G7 industrial slump deepest since WW2
Tuesday, February 10, 2009 at 05:24PM
Simon Ward

Industrial output in the Group of Seven (G7) major economies fell an estimated 12% between February and December last year, based on data for six of the seven countries (Canada has yet to publish for December). This is equal to the peak-to-trough decline during the 1974-75 recession – see first chart.

Business surveys signal a further fall in output in early 2009, implying the current G7 industrial slump will soon be the deepest since World War 2.

For a longer perspective, the second chart shows estimated annual average growth rates of G7 industrial output back to the late nineteenth century. The underlying country statistics were assembled from various sources, including an Economist publication One Hundred Years of Economic Statistics.

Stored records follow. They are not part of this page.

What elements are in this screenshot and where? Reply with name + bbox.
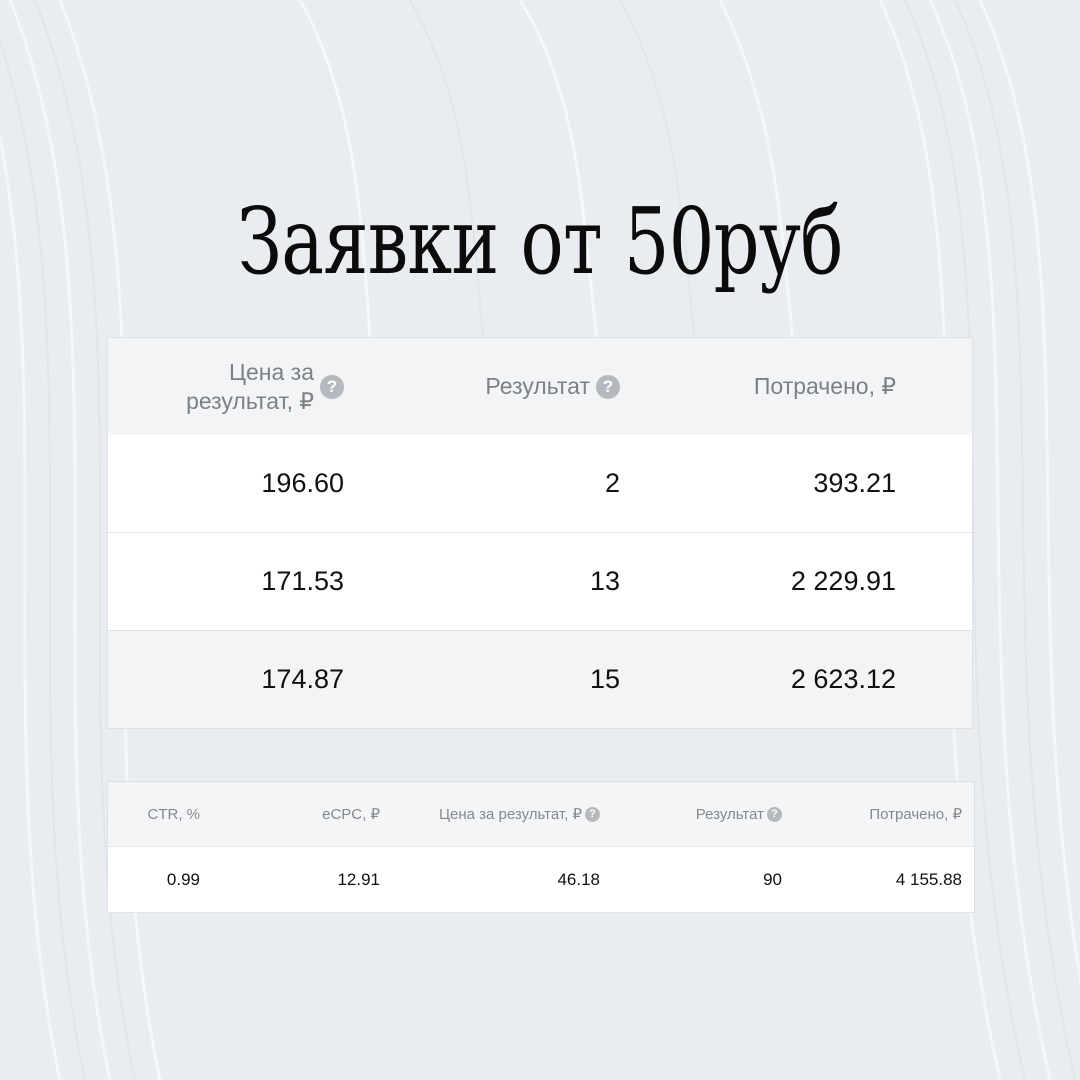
help-icon[interactable]: ?: [585, 806, 600, 822]
cell-cost-per-result: 196.60: [261, 468, 344, 498]
page-title: Заявки от 50руб: [237, 188, 843, 295]
header-label: Цена за результат, ₽: [438, 806, 582, 823]
help-icon[interactable]: ?: [767, 806, 782, 822]
header-label: Потрачено, ₽: [869, 806, 962, 823]
table-row[interactable]: 196.60 2 393.21: [108, 435, 972, 533]
header-label: Цена за результат, ₽: [186, 358, 314, 414]
help-icon[interactable]: ?: [596, 374, 620, 399]
cell-result: 15: [589, 664, 620, 694]
header-label: eCPC, ₽: [322, 806, 380, 823]
cell-result: 2: [604, 468, 620, 498]
stats-table-summary: CTR, % eCPC, ₽ Цена за результат, ₽ ? Ре…: [108, 782, 974, 913]
cell-spent: 393.21: [813, 468, 896, 498]
header-ctr[interactable]: CTR, %: [108, 782, 201, 846]
header-label: Потрачено, ₽: [753, 373, 896, 399]
cell-cost-per-result: 174.87: [261, 664, 344, 694]
stats-table-large: Цена за результат, ₽ ? Результат ? Потра…: [108, 338, 972, 728]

If annual average G7 output in 2009 were to equal the December level, it would be 9% lower than in 2008 (red line in chart). This would be the largest annual decline since 1938, when the "Roosevelt recession" in the US led to a 10% drop.

However, the current downturn would have to extend hugely in magnitude and duration to be comparable with the depression of the early 1930s. G7 industrial output plunged for three successive years – 9% in 1930, 13% in 1931 and 10% in 1932.

The third chart shows annual rates of change of G7 output and inflation-adjusted broad and narrow money supply measures. While G7 activity will slide further in early 2009, strengthening real money growth continues to offer hope of an improvement in economic trends later in the year.